NIH Officials Worked With Ecohealth Alliance To Evade Restrictions on Coronavirus Experiments

The National Institutes of Health allowed a U.S. nonprofit it funds to police its own controversial research on bat coronaviruses in China, raising new concerns about insufficient oversight at the agency.

November 3, 2021 | Source: The Intercept | by Sharon Lerner, Mara Hvistendahl

Emails show that NIH officials allowed EcoHealth Alliance to craft oversight language governing its own gain-of-function research.

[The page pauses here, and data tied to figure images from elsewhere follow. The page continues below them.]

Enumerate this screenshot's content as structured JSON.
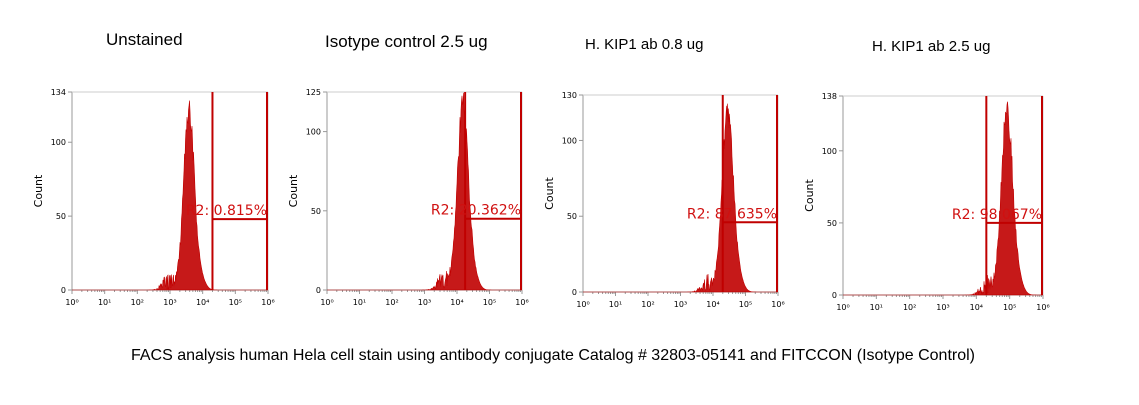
{
  "caption": "FACS analysis human Hela cell stain using antibody conjugate Catalog # 32803-05141 and FITCCON (Isotype Control)",
  "colors": {
    "data": "#c00000",
    "gate": "#c00000",
    "label": "#d01010",
    "axis": "#999999"
  },
  "chart_data": [
    {
      "type": "area",
      "title": "Unstained",
      "ylabel": "Count",
      "ymax": 134,
      "yticks": [
        0,
        50,
        100,
        134
      ],
      "xlim_log10": [
        0,
        6
      ],
      "xticks": [
        "10⁰",
        "10¹",
        "10²",
        "10³",
        "10⁴",
        "10⁵",
        "10⁶"
      ],
      "peak_log10": 3.58,
      "peak_width": 0.16,
      "peak_height": 134,
      "gate_log10": [
        4.3,
        6.0
      ],
      "gate_label": "R2: 0.815%",
      "gate_y": 48
    },
    {
      "type": "area",
      "title": "Isotype control 2.5 ug",
      "ylabel": "Count",
      "ymax": 125,
      "yticks": [
        0,
        50,
        100,
        125
      ],
      "xlim_log10": [
        0,
        6
      ],
      "xticks": [
        "10⁰",
        "10¹",
        "10²",
        "10³",
        "10⁴",
        "10⁵",
        "10⁶"
      ],
      "peak_log10": 4.18,
      "peak_width": 0.17,
      "peak_height": 125,
      "gate_log10": [
        4.25,
        6.0
      ],
      "gate_label": "R2: 20.362%",
      "gate_y": 45
    },
    {
      "type": "area",
      "title": "H. KIP1 ab 0.8 ug",
      "ylabel": "Count",
      "ymax": 130,
      "yticks": [
        0,
        50,
        100,
        130
      ],
      "xlim_log10": [
        0,
        6
      ],
      "xticks": [
        "10⁰",
        "10¹",
        "10²",
        "10³",
        "10⁴",
        "10⁵",
        "10⁶"
      ],
      "peak_log10": 4.45,
      "peak_width": 0.17,
      "peak_height": 130,
      "gate_log10": [
        4.3,
        6.0
      ],
      "gate_label": "R2: 87.635%",
      "gate_y": 46
    },
    {
      "type": "area",
      "title": "H. KIP1 ab 2.5 ug",
      "ylabel": "Count",
      "ymax": 138,
      "yticks": [
        0,
        50,
        100,
        138
      ],
      "xlim_log10": [
        0,
        6
      ],
      "xticks": [
        "10⁰",
        "10¹",
        "10²",
        "10³",
        "10⁴",
        "10⁵",
        "10⁶"
      ],
      "peak_log10": 4.92,
      "peak_width": 0.17,
      "peak_height": 138,
      "gate_log10": [
        4.3,
        6.0
      ],
      "gate_label": "R2: 98.067%",
      "gate_y": 50
    }
  ]
}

The National Institutes of Health allowed a U.S. nonprofit it funds to police its own controversial research on bat coronaviruses in China, raising new concerns about insufficient oversight at the agency.

Detailed notes on NIH communications obtained by The Intercept show that beginning in May 2016, agency staff had an unusual exchange with Peter Daszak, the head of EcoHealth Alliance, about experiments his group was planning to conduct on coronaviruses under an NIH grant called “Understanding the Risk of Bat Coronavirus Emergence.” The notes were taken by congressional staff who transcribed the emails.

EcoHealth was entering the third year of the five-year, $3.1 million grant that included research with the Wuhan Institute of Virology and other partners. In a 2016 progress report, the group described to NIH its plans to carry out two planned experiments infecting humanized mice with hybrid viruses, known as “chimeras.”